Tonsillitis / Tonsillectomy


The tonsils are a part of the body’s Lymphatic system. These masses of lymphoid tissue are located in the upper back of the mouth (oral cavity) and function to filter and protect the respiratory and alimentary tract from harmful bacteria. They also play a role in antibody formation. Children typically have larger tonsils than adults because it is thought to be a protective mechanism since younger children are prone to get upper respiratory infections. There are several types of tonsils located in the human body. The type that is visible during an oral examination is known as the palatine tonsils. The pharyngeal tonsils, also known as the adenoids, are located above the palatine tonsils on the back (posterior) wall of the nasal-oral cavity. Tonsillitis is the inflammation (swelling) and infection of the tonsils. The agent responsible for the infection may be a virus or a bacteria.

Clinical Manifestation

As the palatine tonsils become enlarged, they meet in the midline which results in the obstruction of the passageway for air and food. The child may have difficulty swallowing and breathing. As the adenoids become enlarged, the space behind the back nasal passageway becomes blocked, which also makes it extremely difficult for air to pass from the nose to the back of the throat.

Therapeutic Management

With tonsillitis, it is important to differentiate between viral and bacterial infection. A throat cultures is done and if positive for bacteria, then the infection is treated with antibiotics. Most infections are caused by a virus, and since antibiotics are useless against a virus, you basically treat the symptoms.

A tonsillectomy is the surgical removal of the palatine tonsils. The procedure is an absolute essential if there is recurrent infections and abscesses, airway obstruction involvement or if the infection results in fever leading to convulsions. Others indications for the procedure includes tonsillitis that doesn’t respond to the antibiotics.

An adenoidectomy is the surgical removal of the pharyngeal tonsils. The surgery is recommended for children whose tonsils obstruct their nasal breathing and for those who experience recurrent adenoid, sinus and ear infections.

After Surgery Care

The goal of after care is to minimize discomfort and minimize activity in order to avoid bleeding. Those children who have a sleep-disordered breathing will require close monitoring of their airway and breathing. This may include an overnight stay in the hospital.

Any oral intake is avoided until your child is fully awake. Initially, you will want to start with cool, clear liquids. Cold water, popsicles, gelatin, and diluted fruit juice is recommended to start. Avoid citrus juice because they may cause discomfort to the surgical site and avoid red or brown colored beverages so that you can distinguish fresh or old blood in vomitus from the ingested liquid. Avoid straws as well. Fluids are strongly encouraged to avoid dehydration because the pain from the surgery may cause your child to be reluctant to drink anything. Soft foods are started the next day, if your child is tolerating the liquids. Items such as gelatin, sherbet, mashed potatoes, and soups are foods to consider. Some doctors will have you avoid some milk product such as ice cream, pudding, and milk because these items will coat the throat and may cause your child to cough in order to clear the throat, which can cause the surgical site to bleed.

Your child will be instructed to engage in light activity only for a few weeks. They are to avoid frequent coughing, clearing the throat, blowing their nose or any activity that may cause tension to the surgical site. NO RUNNING / NO JUMPING. Normal activity may be resumed after you are cleared by your doctor.

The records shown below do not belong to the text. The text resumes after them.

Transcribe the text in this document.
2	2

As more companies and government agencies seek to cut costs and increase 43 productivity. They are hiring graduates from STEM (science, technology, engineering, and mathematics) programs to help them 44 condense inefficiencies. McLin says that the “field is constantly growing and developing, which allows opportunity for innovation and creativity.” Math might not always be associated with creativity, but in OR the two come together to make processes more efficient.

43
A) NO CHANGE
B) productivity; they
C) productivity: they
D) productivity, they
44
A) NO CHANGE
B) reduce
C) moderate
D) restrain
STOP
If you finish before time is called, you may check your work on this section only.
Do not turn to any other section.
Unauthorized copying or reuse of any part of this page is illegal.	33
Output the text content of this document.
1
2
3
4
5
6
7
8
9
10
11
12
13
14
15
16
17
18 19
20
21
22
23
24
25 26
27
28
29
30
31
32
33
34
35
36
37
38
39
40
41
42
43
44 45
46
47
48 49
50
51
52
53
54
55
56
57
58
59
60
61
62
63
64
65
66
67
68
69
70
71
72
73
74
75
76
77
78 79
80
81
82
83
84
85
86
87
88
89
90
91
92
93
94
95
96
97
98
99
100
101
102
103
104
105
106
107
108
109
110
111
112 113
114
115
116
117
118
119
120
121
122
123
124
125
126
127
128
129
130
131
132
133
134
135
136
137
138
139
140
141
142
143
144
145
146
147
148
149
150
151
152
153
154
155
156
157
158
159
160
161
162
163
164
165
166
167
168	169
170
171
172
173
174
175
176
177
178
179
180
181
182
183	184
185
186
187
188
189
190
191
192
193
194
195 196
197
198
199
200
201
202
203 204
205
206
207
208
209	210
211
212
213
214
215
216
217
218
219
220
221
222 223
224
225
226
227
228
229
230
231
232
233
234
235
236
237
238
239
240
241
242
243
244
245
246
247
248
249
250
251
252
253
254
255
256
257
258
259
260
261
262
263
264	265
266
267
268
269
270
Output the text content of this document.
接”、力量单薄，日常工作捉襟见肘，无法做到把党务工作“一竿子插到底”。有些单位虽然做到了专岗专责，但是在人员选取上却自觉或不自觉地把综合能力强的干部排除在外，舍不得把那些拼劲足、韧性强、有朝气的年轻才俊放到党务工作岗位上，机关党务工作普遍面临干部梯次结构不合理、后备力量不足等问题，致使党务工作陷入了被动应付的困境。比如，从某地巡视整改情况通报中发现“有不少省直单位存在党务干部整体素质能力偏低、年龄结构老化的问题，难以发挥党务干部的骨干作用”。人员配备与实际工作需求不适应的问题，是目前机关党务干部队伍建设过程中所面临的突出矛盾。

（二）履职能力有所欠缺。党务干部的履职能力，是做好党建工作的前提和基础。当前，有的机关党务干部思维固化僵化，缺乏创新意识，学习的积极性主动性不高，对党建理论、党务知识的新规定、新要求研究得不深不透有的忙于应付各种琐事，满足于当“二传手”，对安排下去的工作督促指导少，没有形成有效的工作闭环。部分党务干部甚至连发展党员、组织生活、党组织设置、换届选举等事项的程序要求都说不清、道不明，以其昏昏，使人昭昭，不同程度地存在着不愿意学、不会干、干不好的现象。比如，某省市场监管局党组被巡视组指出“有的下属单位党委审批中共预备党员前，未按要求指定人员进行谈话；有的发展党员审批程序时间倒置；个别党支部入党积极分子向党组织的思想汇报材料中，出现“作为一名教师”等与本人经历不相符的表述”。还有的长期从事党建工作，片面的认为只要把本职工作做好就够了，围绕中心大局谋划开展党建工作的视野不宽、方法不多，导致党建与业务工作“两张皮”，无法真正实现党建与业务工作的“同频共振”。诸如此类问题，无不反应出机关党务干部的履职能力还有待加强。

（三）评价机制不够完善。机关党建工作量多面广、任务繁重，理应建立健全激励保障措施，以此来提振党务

Pain control is vitally important in order to avoid malnourishment and dehydration. An ice collar should be used for the first 48 hours to minimize swelling. Pain medication should be given regularly, even during the night for the first few days, because the pain from the surgery is continuous. Afterwards, you will need to assess for pain and give it as needed. Combination non-opioids and opioid elixirs are usually prescribed. Eventually, over the counter acetaminophen will be effective in controlling the pain. Other measures for you to consider include, warm salt water gargles and throat lozenges.

Active bleeding from the surgical site is uncommon but has been recognized in 5% of patients and as far as 14 days after the procedure. You will want to observe the site directly to assess for bleeding and you will need to have a good source of light to do that. So, be sure to have a good flashlight available. You want to be observing your child for frequent swallowing, particularly in the toddler age child who may not be able to verbalize or who may not be aware of the fact that they are bleeding. Other signs that they may be bleeding includes a fast heart rate, pallor, frequently clearing of the throat and vomiting of bright red blood. Surgery may be required to cauterize the bleeding vessel. Some secretions are common and may present in the form of blood tinged saliva. Their vomit content may include some dark brown (old blood) and this may also be present in nose secretions and around their gum and teeth.

Airway obstruction is a potential complication as well. This is a result of swelling (or edema) and / or accumulated secretions that may have occurred. You will know this if you observe signs of respiratory distress which will present itself in the form of labored breathing, restlessness, agitation, fast breathing rate, stridor, and cyanosis (turning blue). Suctioning equipment and oxygen needs to be available if this occurs.